Havia muitos anos que não sonhava com nada, mas naquela noite teve sonhos estranhos, especialmente ruins, com alguém que jamais queria ver. O que o maldito Black estava fazendo em seu subconsciente? Aquele riso de escárnio, as cenas em que ambos lutavam... Estranho... Era uma briga de trouxas! Não era um duelo com magia... Lembrava-se claramente de como desferia os socos com uma vontade incontrolável, como se nada fosse suficiente para ferir o oponente...

Severus Snape acordou do sono pesado tentando juntar os pedaços do intrigante pesadelo. Passou as mãos pelo rosto e sentiu o curativo na destra; automaticamente seu pensamento passou para as lembranças da noite anterior e ele balançou a cabeça soltando um breve riso desanimado. Aprontou-se o mais rápido que pode, ainda queria encontrar o filho antes do café. Tantas coisas vindo juntas... Certamente que a manifestação do subconsciente fora conseqüência disso. Talvez agora que sua vida tinha mais razões de existir, ele se defendesse com mais paixão... Afastou da cabeça as diversas tentativas de interpretação do sonho e pôs-se a lavar o rosto, tentando voltar à realidade.



O jovem Allard estivera simplesmente radiante no dia anterior e Aurea, sentindo que chegara a hora, passou muito tempo conversando com o garoto na sala comunal. Ele, seguindo as recomendações do pai, não revelara o motivo de tanta alegria, apenas mencionara que ainda encontraria sua família e seria respeitado. A garota estava feliz pelo colega e tudo o que havia entre eles acabou esclarecido.

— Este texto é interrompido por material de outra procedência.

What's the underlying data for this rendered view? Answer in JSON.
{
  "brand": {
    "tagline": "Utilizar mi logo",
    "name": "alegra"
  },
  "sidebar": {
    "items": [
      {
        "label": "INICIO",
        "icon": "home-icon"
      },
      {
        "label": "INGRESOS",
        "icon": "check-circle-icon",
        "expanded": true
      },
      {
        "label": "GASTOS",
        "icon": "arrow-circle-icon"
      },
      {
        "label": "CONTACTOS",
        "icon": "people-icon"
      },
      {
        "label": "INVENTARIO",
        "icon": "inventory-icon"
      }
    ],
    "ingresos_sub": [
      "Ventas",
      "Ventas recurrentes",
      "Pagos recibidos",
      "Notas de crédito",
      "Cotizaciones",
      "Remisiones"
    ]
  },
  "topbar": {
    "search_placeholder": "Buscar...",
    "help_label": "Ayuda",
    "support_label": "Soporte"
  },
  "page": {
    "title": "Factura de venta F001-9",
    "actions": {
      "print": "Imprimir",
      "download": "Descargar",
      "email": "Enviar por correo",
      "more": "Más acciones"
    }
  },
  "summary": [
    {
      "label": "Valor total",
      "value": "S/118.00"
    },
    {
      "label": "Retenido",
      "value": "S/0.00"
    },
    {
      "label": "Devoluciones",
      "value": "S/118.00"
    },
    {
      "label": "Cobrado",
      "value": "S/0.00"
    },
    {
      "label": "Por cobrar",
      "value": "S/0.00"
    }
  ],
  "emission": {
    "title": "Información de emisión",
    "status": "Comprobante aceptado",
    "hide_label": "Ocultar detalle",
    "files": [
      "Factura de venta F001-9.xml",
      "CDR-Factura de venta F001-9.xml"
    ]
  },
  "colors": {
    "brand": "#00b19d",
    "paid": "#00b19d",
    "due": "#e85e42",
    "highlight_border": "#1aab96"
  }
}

Naquele dia ela nem mesmo chegara a conversar com Draco, que, tendo percebido, resolveu se aproximar de ambos para descobrir qual era o motivo de toda a alegria do renegado, como ele costumava se referir à Allard. Estranhou a auto-confiança do garoto, mas preferiu evitar qualquer observação maliciosa, afinal, já provara a ira do pai mediante sua primeira detenção.

Apresentada à Allard por Aurea, Pansy fora tomada de uma leve simpatia, a despeito da querela entre ele e Draco. Achara-o quase tão educado quanto Malfoy e não pode deixar de comentar com a amiga sobre as maneiras aristocráticas que ele tinha.

- Não reparei... Bem, na verdade acho que nem poderia, eu nunca convivi com pessoas fora do nosso círculo social.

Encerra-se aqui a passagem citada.